Anche i nomi indicano che non era per nulla un'armata Brancaleone dell'indipendentismo quella che riunisce “più organizzazioni secessioniste” nel comune progetto strategico dell’indipendenza del Veneto dallo Stato italiano. Tra queste Brescia Patria, Veneto Stato, i Serenissimi, ma anche gruppi indipendentisti di altre regioni, come il sardo Disubbidientzia, dei gruppi piemontesi, campani e siciliani. E alcune delle intercettazioni sono davvero inquietanti: “Instaureremo veramente il clima di terrore, sai come ci divertiremo, la mafia anche qua...”, dicono ad un certo punto in una conversazione telefonica gli eversori nazi-leghisti.
Al progetto non mancavano appoggi importanti, economici, anzitutto. Un bancario, Corrado Manessi, arrestato in quanto, secondo una fonte dei carabinieri del Ros, aiutava gli amici ad aprire un conto corrente alla Cassa Padana di Brescia su cui passavano i soldi per finanziare secessionisti sardi e piemontesi. In carcere anche l'imprenditore bresciano Roberto Bernardelli, “il facoltoso”, come viene definito nelle intercettazioni, tra i finanziatori del progetto e con un ampio curriculum da politicante borghese. Diventa parlamentare con la Lega Nord di Bossi nel 1994 e nel 1996.
Da alcuni passaggi dell'indagine, come da alcuni dei nomi degli arrestati, come il suddetto, si evince come la pericolosità del progetto non risiedesse solo nel radicamento presso settori più o meno ampi della piccola borghesia reazionaria. Un elemento politico pesantissimo fa capolino dall'indagine, e cioè il legame tra questa Alleanza ed alcuni esponenti ed ex-esponenti delle massime istituzioni borghesi.

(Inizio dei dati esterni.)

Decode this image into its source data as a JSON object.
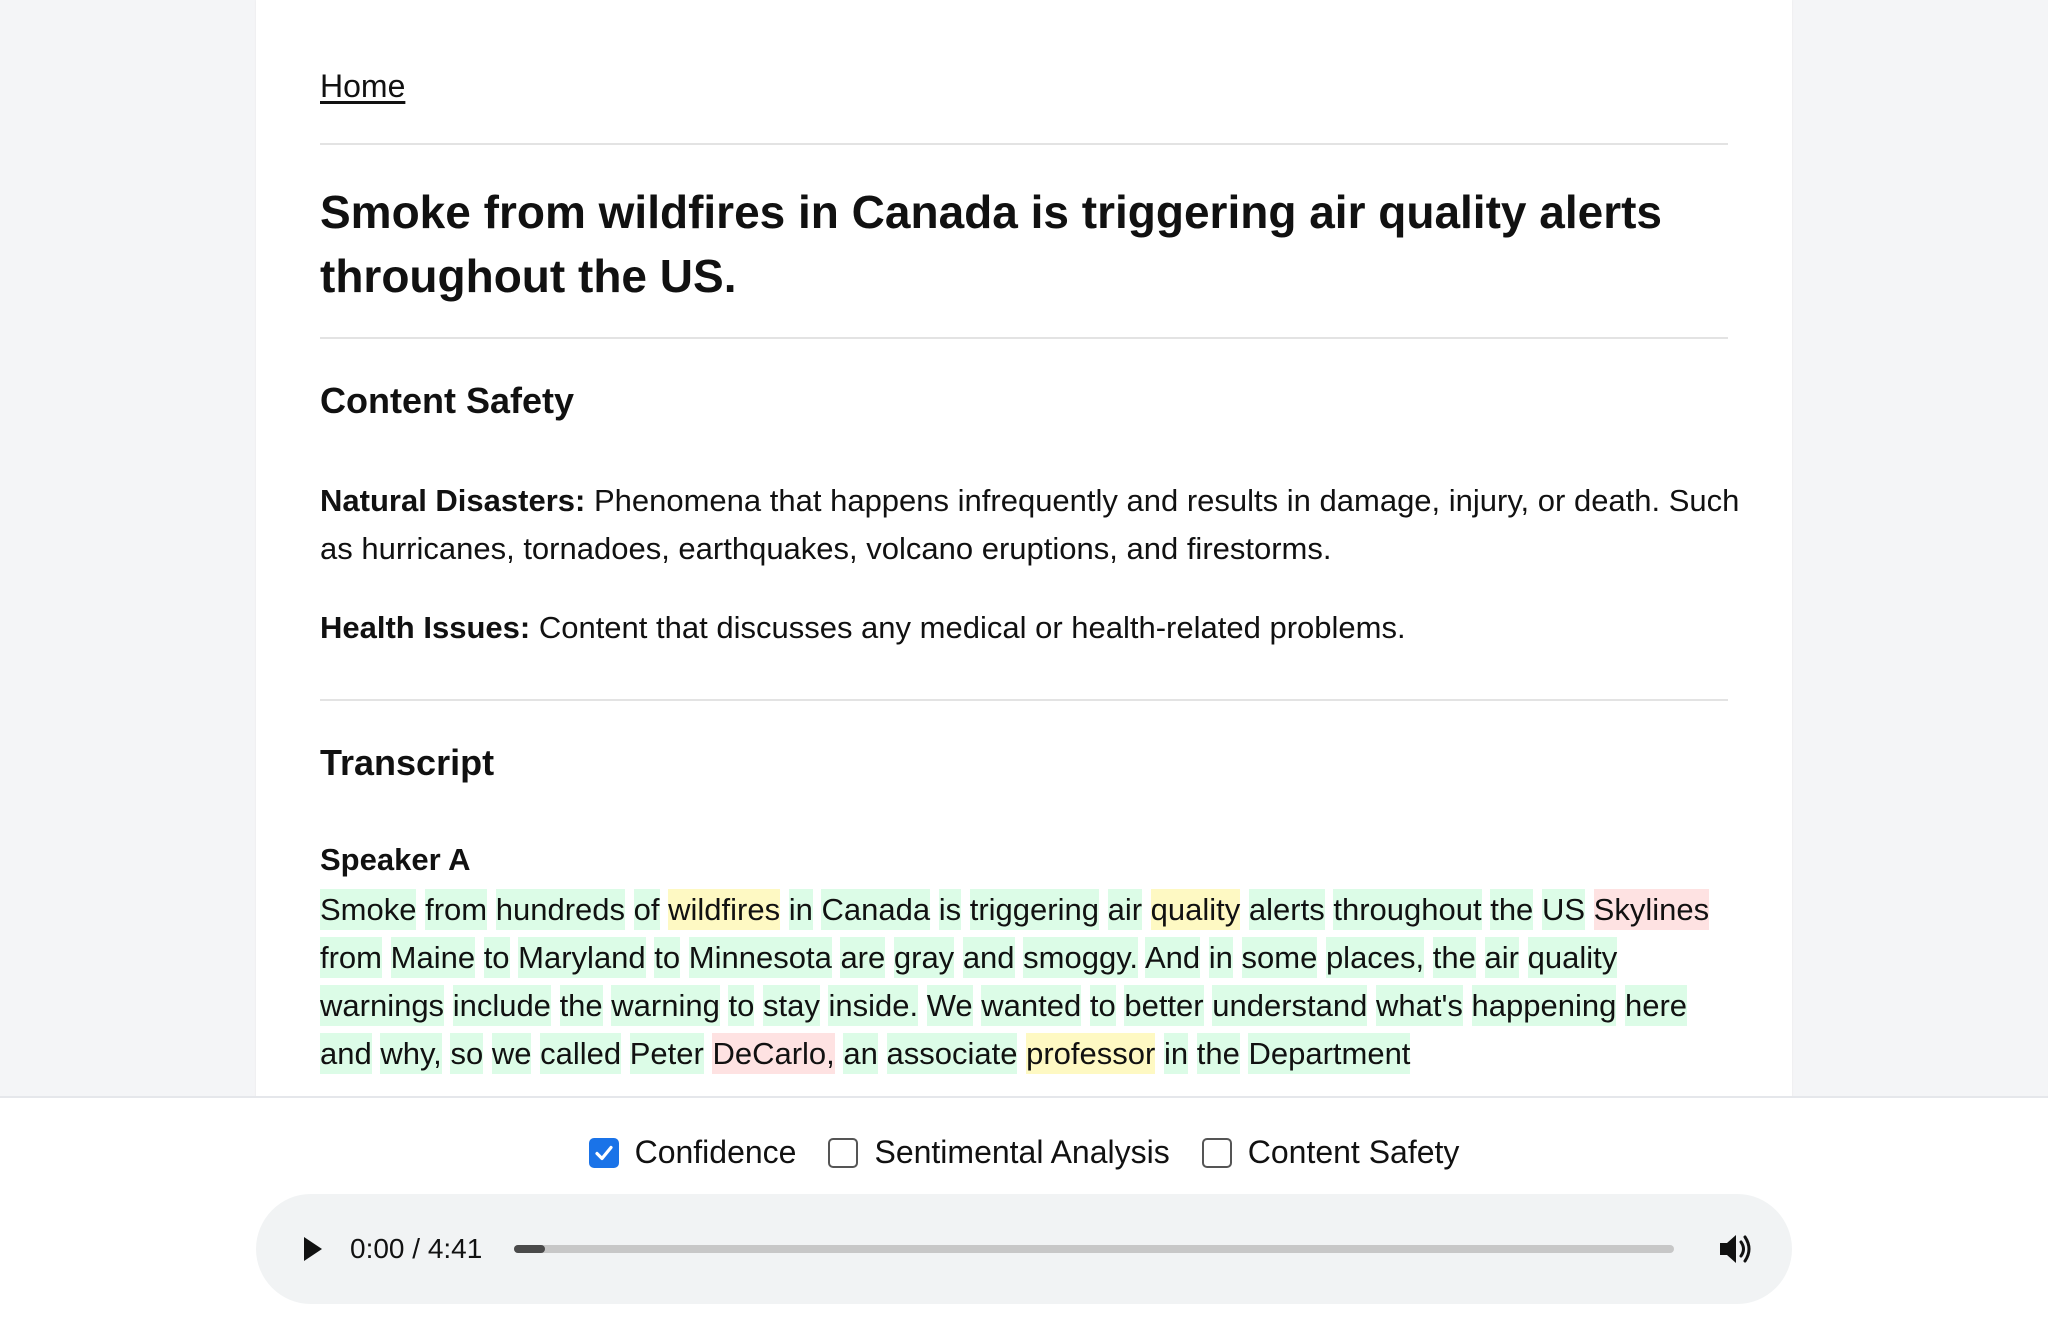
{
  "nav": {
    "home_label": "Home"
  },
  "article": {
    "title": "Smoke from wildfires in Canada is triggering air quality alerts throughout the US."
  },
  "content_safety": {
    "heading": "Content Safety",
    "items": [
      {
        "label": "Natural Disasters:",
        "description": "Phenomena that happens infrequently and results in damage, injury, or death. Such as hurricanes, tornadoes, earthquakes, volcano eruptions, and firestorms."
      },
      {
        "label": "Health Issues:",
        "description": "Content that discusses any medical or health-related problems."
      }
    ]
  },
  "transcript": {
    "heading": "Transcript",
    "speaker": "Speaker A",
    "confidence_colors": {
      "g": "#dcfce7",
      "y": "#fef9c3",
      "r": "#fee2e2"
    },
    "words": [
      {
        "t": "Smoke",
        "c": "g"
      },
      {
        "t": "from",
        "c": "g"
      },
      {
        "t": "hundreds",
        "c": "g"
      },
      {
        "t": "of",
        "c": "g"
      },
      {
        "t": "wildfires",
        "c": "y"
      },
      {
        "t": "in",
        "c": "g"
      },
      {
        "t": "Canada",
        "c": "g"
      },
      {
        "t": "is",
        "c": "g"
      },
      {
        "t": "triggering",
        "c": "g"
      },
      {
        "t": "air",
        "c": "g"
      },
      {
        "t": "quality",
        "c": "y"
      },
      {
        "t": "alerts",
        "c": "g"
      },
      {
        "t": "throughout",
        "c": "g"
      },
      {
        "t": "the",
        "c": "g"
      },
      {
        "t": "US",
        "c": "g"
      },
      {
        "t": "Skylines",
        "c": "r"
      },
      {
        "t": "from",
        "c": "g"
      },
      {
        "t": "Maine",
        "c": "g"
      },
      {
        "t": "to",
        "c": "g"
      },
      {
        "t": "Maryland",
        "c": "g"
      },
      {
        "t": "to",
        "c": "g"
      },
      {
        "t": "Minnesota",
        "c": "g"
      },
      {
        "t": "are",
        "c": "g"
      },
      {
        "t": "gray",
        "c": "g"
      },
      {
        "t": "and",
        "c": "g"
      },
      {
        "t": "smoggy.",
        "c": "g"
      },
      {
        "t": "And",
        "c": "g"
      },
      {
        "t": "in",
        "c": "g"
      },
      {
        "t": "some",
        "c": "g"
      },
      {
        "t": "places,",
        "c": "g"
      },
      {
        "t": "the",
        "c": "g"
      },
      {
        "t": "air",
        "c": "g"
      },
      {
        "t": "quality",
        "c": "g"
      },
      {
        "t": "warnings",
        "c": "g"
      },
      {
        "t": "include",
        "c": "g"
      },
      {
        "t": "the",
        "c": "g"
      },
      {
        "t": "warning",
        "c": "g"
      },
      {
        "t": "to",
        "c": "g"
      },
      {
        "t": "stay",
        "c": "g"
      },
      {
        "t": "inside.",
        "c": "g"
      },
      {
        "t": "We",
        "c": "g"
      },
      {
        "t": "wanted",
        "c": "g"
      },
      {
        "t": "to",
        "c": "g"
      },
      {
        "t": "better",
        "c": "g"
      },
      {
        "t": "understand",
        "c": "g"
      },
      {
        "t": "what's",
        "c": "g"
      },
      {
        "t": "happening",
        "c": "g"
      },
      {
        "t": "here",
        "c": "g"
      },
      {
        "t": "and",
        "c": "g"
      },
      {
        "t": "why,",
        "c": "g"
      },
      {
        "t": "so",
        "c": "g"
      },
      {
        "t": "we",
        "c": "g"
      },
      {
        "t": "called",
        "c": "g"
      },
      {
        "t": "Peter",
        "c": "g"
      },
      {
        "t": "DeCarlo,",
        "c": "r"
      },
      {
        "t": "an",
        "c": "g"
      },
      {
        "t": "associate",
        "c": "g"
      },
      {
        "t": "professor",
        "c": "y"
      },
      {
        "t": "in",
        "c": "g"
      },
      {
        "t": "the",
        "c": "g"
      },
      {
        "t": "Department",
        "c": "g"
      }
    ]
  },
  "toggles": [
    {
      "label": "Confidence",
      "checked": true
    },
    {
      "label": "Sentimental Analysis",
      "checked": false
    },
    {
      "label": "Content Safety",
      "checked": false
    }
  ],
  "audio": {
    "time_display": "0:00 / 4:41",
    "progress_fraction": 0.027
  }
}
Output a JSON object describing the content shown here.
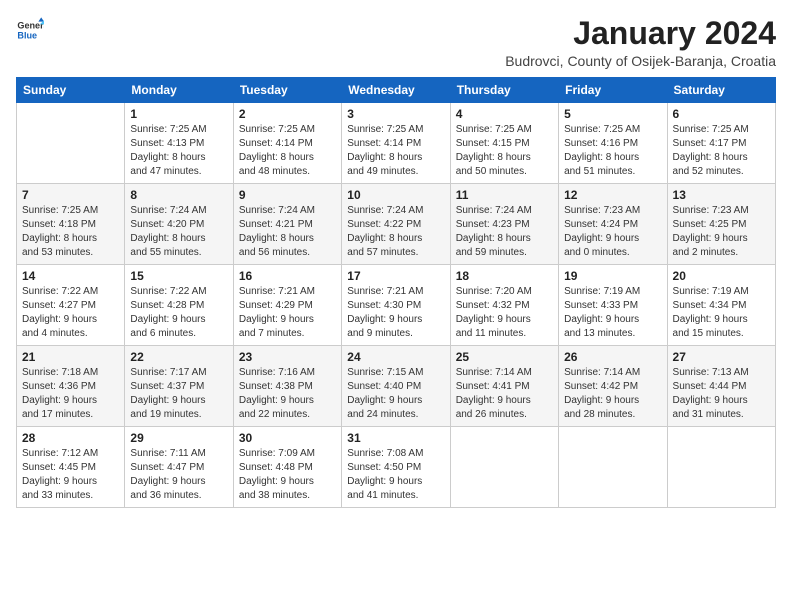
{
  "header": {
    "logo_line1": "General",
    "logo_line2": "Blue",
    "month_year": "January 2024",
    "location": "Budrovci, County of Osijek-Baranja, Croatia"
  },
  "weekdays": [
    "Sunday",
    "Monday",
    "Tuesday",
    "Wednesday",
    "Thursday",
    "Friday",
    "Saturday"
  ],
  "weeks": [
    [
      {
        "day": "",
        "info": ""
      },
      {
        "day": "1",
        "info": "Sunrise: 7:25 AM\nSunset: 4:13 PM\nDaylight: 8 hours\nand 47 minutes."
      },
      {
        "day": "2",
        "info": "Sunrise: 7:25 AM\nSunset: 4:14 PM\nDaylight: 8 hours\nand 48 minutes."
      },
      {
        "day": "3",
        "info": "Sunrise: 7:25 AM\nSunset: 4:14 PM\nDaylight: 8 hours\nand 49 minutes."
      },
      {
        "day": "4",
        "info": "Sunrise: 7:25 AM\nSunset: 4:15 PM\nDaylight: 8 hours\nand 50 minutes."
      },
      {
        "day": "5",
        "info": "Sunrise: 7:25 AM\nSunset: 4:16 PM\nDaylight: 8 hours\nand 51 minutes."
      },
      {
        "day": "6",
        "info": "Sunrise: 7:25 AM\nSunset: 4:17 PM\nDaylight: 8 hours\nand 52 minutes."
      }
    ],
    [
      {
        "day": "7",
        "info": "Sunrise: 7:25 AM\nSunset: 4:18 PM\nDaylight: 8 hours\nand 53 minutes."
      },
      {
        "day": "8",
        "info": "Sunrise: 7:24 AM\nSunset: 4:20 PM\nDaylight: 8 hours\nand 55 minutes."
      },
      {
        "day": "9",
        "info": "Sunrise: 7:24 AM\nSunset: 4:21 PM\nDaylight: 8 hours\nand 56 minutes."
      },
      {
        "day": "10",
        "info": "Sunrise: 7:24 AM\nSunset: 4:22 PM\nDaylight: 8 hours\nand 57 minutes."
      },
      {
        "day": "11",
        "info": "Sunrise: 7:24 AM\nSunset: 4:23 PM\nDaylight: 8 hours\nand 59 minutes."
      },
      {
        "day": "12",
        "info": "Sunrise: 7:23 AM\nSunset: 4:24 PM\nDaylight: 9 hours\nand 0 minutes."
      },
      {
        "day": "13",
        "info": "Sunrise: 7:23 AM\nSunset: 4:25 PM\nDaylight: 9 hours\nand 2 minutes."
      }
    ],
    [
      {
        "day": "14",
        "info": "Sunrise: 7:22 AM\nSunset: 4:27 PM\nDaylight: 9 hours\nand 4 minutes."
      },
      {
        "day": "15",
        "info": "Sunrise: 7:22 AM\nSunset: 4:28 PM\nDaylight: 9 hours\nand 6 minutes."
      },
      {
        "day": "16",
        "info": "Sunrise: 7:21 AM\nSunset: 4:29 PM\nDaylight: 9 hours\nand 7 minutes."
      },
      {
        "day": "17",
        "info": "Sunrise: 7:21 AM\nSunset: 4:30 PM\nDaylight: 9 hours\nand 9 minutes."
      },
      {
        "day": "18",
        "info": "Sunrise: 7:20 AM\nSunset: 4:32 PM\nDaylight: 9 hours\nand 11 minutes."
      },
      {
        "day": "19",
        "info": "Sunrise: 7:19 AM\nSunset: 4:33 PM\nDaylight: 9 hours\nand 13 minutes."
      },
      {
        "day": "20",
        "info": "Sunrise: 7:19 AM\nSunset: 4:34 PM\nDaylight: 9 hours\nand 15 minutes."
      }
    ],
    [
      {
        "day": "21",
        "info": "Sunrise: 7:18 AM\nSunset: 4:36 PM\nDaylight: 9 hours\nand 17 minutes."
      },
      {
        "day": "22",
        "info": "Sunrise: 7:17 AM\nSunset: 4:37 PM\nDaylight: 9 hours\nand 19 minutes."
      },
      {
        "day": "23",
        "info": "Sunrise: 7:16 AM\nSunset: 4:38 PM\nDaylight: 9 hours\nand 22 minutes."
      },
      {
        "day": "24",
        "info": "Sunrise: 7:15 AM\nSunset: 4:40 PM\nDaylight: 9 hours\nand 24 minutes."
      },
      {
        "day": "25",
        "info": "Sunrise: 7:14 AM\nSunset: 4:41 PM\nDaylight: 9 hours\nand 26 minutes."
      },
      {
        "day": "26",
        "info": "Sunrise: 7:14 AM\nSunset: 4:42 PM\nDaylight: 9 hours\nand 28 minutes."
      },
      {
        "day": "27",
        "info": "Sunrise: 7:13 AM\nSunset: 4:44 PM\nDaylight: 9 hours\nand 31 minutes."
      }
    ],
    [
      {
        "day": "28",
        "info": "Sunrise: 7:12 AM\nSunset: 4:45 PM\nDaylight: 9 hours\nand 33 minutes."
      },
      {
        "day": "29",
        "info": "Sunrise: 7:11 AM\nSunset: 4:47 PM\nDaylight: 9 hours\nand 36 minutes."
      },
      {
        "day": "30",
        "info": "Sunrise: 7:09 AM\nSunset: 4:48 PM\nDaylight: 9 hours\nand 38 minutes."
      },
      {
        "day": "31",
        "info": "Sunrise: 7:08 AM\nSunset: 4:50 PM\nDaylight: 9 hours\nand 41 minutes."
      },
      {
        "day": "",
        "info": ""
      },
      {
        "day": "",
        "info": ""
      },
      {
        "day": "",
        "info": ""
      }
    ]
  ]
}
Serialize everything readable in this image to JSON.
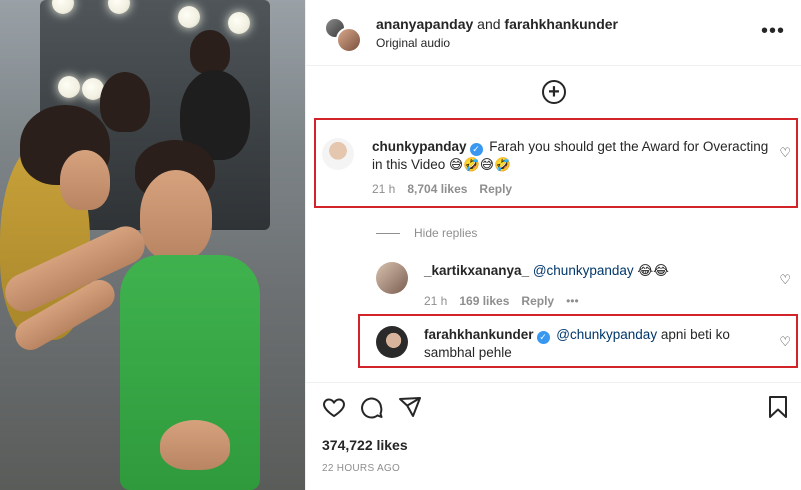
{
  "header": {
    "user1": "ananyapanday",
    "connector": " and ",
    "user2": "farahkhankunder",
    "audio": "Original audio",
    "more": "•••"
  },
  "comments": [
    {
      "username": "chunkypanday",
      "text": "Farah you should get the Award for Overacting in this Video 😅🤣😅🤣",
      "time": "21 h",
      "likes": "8,704 likes",
      "reply": "Reply"
    }
  ],
  "hide_replies": "Hide replies",
  "replies": [
    {
      "username": "_kartikxananya_",
      "mention": "@chunkypanday",
      "text": " 😂😂",
      "time": "21 h",
      "likes": "169 likes",
      "reply": "Reply",
      "more": "•••"
    },
    {
      "username": "farahkhankunder",
      "mention": "@chunkypanday",
      "text": " apni beti ko sambhal pehle"
    }
  ],
  "post": {
    "like_count": "374,722 likes",
    "timestamp": "22 HOURS AGO"
  },
  "colors": {
    "highlight": "#d2232a",
    "verified": "#3897f0",
    "mention": "#00376b",
    "muted": "#8e8e8e"
  }
}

Fra gli arrestati spicca, infatti, il nome del pezzo da novanta del secessionismo italiano, Franco Rocchetta (PRI, PCI, Lotta continua, fondatore della Liga Veneta, confondatore della Lega Nord di cui è stato presidente federale), con una lunga storia di permanenza nelle istituzioni e di legami con esse. Più volte consigliere regionale, nel 1992 e nel 1994 è eletto in parlamento con la Lega Nord e nel febbraio del 1994 nominato sottosegretario agli affari esteri con Berlusconi.
Il progetto aveva trovato anche i suoi megafoni propagandistici. Tra i 51 indagati figura il direttore di lindipendenza.com, Gianluca Marchi (nel suo curriculum una lunga esperienza in testate di destra, razziste, secessioniste e anticomuniste. E' stato, infatti, primo direttore de La Padania ed ex caporedattore di Libero). Secondo l'indagine sarebbe stato contattato dagli esponenti dell’Alleanza, per “ottenere appoggio finanziario e soprattutto mediatico al momento” in cui doveva avvenire l'occupazione con il carro armato in piazza San Marco Venezia.
Il procuratore di Brescia, Tommaso Buonanno dichiara che “non vi sono elementi che evidenzino collegamenti fra queste persone e la Lega Nord”. E tuttavia i maggiori imputati sono stati nella Lega. Ed è stata la Lega il 6 aprile a organizzare una manifestazione per la liberazione degli eversori a cui hanno partecipato i boss del partito, cioè il governatore del Veneto Luca Zaia, la senatrice Erika Stefani, il sindaco di Verona, Flavio Tosi, e anche Umberto Bossi. Ed è da quel palco che è arrivata l'avvertimento di Matteo Salvini, segretario della Lega, che minaccia l'occupazione delle prefetture se non verranno liberati gli arrestati.
Tutti segnali che in Italia il nero progetto secessionista è sorretto e favorito da settori delle istituzioni borghesi, benché il Berlusconi democrisitano Renzi si dica "assolutamente sereno rispetto alla tenuta di ogni tipo di istituzione democratica”.